Supporting the regions it's grown At Rumble, we reserve a special place in our heart for Tabi coffee. And this one? It’s something particularly wonderful. Here, selectively hand-picked cherries underwent an 82-hour anaerobic process before being dried under parabolic shade on raised beds.
The farm Planes de San Simón is a family operation that’s continued from generation to generation. Once owned by Wilmer’s great-grandparents who were the founders and the first owners of the land, the farm was then inherited by Wilmer’s uncle, Simón, and dedicated to raising cattle.
Come 2009, Simón decided it was time for him to sell the farm. He was getting older, making it harder for him to continue its management. It was at this time that Wilmer decided to purchase the land from his uncle, repurposing it for the production of coffee. Soon, Finca Planes de San Simón was born.

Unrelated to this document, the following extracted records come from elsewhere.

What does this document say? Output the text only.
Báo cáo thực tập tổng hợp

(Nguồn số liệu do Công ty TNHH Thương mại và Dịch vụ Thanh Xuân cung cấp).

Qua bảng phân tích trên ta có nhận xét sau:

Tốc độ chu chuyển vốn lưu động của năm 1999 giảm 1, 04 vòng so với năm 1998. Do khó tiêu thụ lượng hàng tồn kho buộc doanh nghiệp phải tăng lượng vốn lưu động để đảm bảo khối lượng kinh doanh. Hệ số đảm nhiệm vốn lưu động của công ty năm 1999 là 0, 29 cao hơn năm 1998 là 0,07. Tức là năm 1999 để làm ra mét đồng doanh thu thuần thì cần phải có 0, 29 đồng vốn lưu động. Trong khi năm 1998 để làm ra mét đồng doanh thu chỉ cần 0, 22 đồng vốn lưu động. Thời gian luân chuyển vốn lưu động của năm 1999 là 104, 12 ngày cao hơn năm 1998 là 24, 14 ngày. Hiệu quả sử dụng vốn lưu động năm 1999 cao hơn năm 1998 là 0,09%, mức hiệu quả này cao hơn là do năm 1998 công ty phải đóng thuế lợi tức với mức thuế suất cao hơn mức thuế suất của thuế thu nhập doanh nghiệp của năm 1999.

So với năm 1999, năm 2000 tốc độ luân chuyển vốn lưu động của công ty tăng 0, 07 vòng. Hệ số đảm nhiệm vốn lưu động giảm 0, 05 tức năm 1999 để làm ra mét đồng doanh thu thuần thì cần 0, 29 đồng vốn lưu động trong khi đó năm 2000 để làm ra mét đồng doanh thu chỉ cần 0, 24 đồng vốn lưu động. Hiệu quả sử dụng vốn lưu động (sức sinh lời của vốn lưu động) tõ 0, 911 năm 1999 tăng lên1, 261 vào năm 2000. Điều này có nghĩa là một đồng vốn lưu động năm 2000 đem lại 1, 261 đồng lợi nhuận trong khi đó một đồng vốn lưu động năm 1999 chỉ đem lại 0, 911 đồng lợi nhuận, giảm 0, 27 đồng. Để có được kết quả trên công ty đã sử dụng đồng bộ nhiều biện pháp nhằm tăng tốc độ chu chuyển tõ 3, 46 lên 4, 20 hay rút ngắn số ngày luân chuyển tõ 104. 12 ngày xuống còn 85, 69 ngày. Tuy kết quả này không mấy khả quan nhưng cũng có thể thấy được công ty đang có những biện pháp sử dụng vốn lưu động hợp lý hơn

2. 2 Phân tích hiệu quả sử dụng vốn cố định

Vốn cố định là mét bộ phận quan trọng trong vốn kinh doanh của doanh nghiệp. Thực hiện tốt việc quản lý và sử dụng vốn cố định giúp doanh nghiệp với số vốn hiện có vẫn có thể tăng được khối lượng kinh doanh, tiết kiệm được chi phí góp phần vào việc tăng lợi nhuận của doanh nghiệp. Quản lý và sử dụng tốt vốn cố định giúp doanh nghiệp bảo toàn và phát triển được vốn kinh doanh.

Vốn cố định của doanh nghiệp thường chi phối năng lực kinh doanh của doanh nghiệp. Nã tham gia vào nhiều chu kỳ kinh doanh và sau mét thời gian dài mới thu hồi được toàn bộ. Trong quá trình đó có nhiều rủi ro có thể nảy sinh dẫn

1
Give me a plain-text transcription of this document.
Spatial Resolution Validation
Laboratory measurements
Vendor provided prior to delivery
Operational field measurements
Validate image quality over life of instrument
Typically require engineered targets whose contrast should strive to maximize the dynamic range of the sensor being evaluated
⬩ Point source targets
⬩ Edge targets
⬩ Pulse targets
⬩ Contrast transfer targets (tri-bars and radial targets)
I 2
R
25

Don Simón sadly passed away at the age of 95 and Wilmer remembers him with deep love and admiration. “He was a great guy,” Wilmer says “and I named the farm this way to honour him and the plans that he had for the farm”.
Five years ago, Wilmer decided to focus his farming practices on the production of specialty coffee, planting varieties like Tabi, with which he’s achieved great results. Lately, Wilmer has been carrying out new experiments with natural-processed coffees and anaerobic fermentations. He hopes to continue prospering as a coffee, continuing to improve the quality of life of his family and the community through the production of high-quality coffees.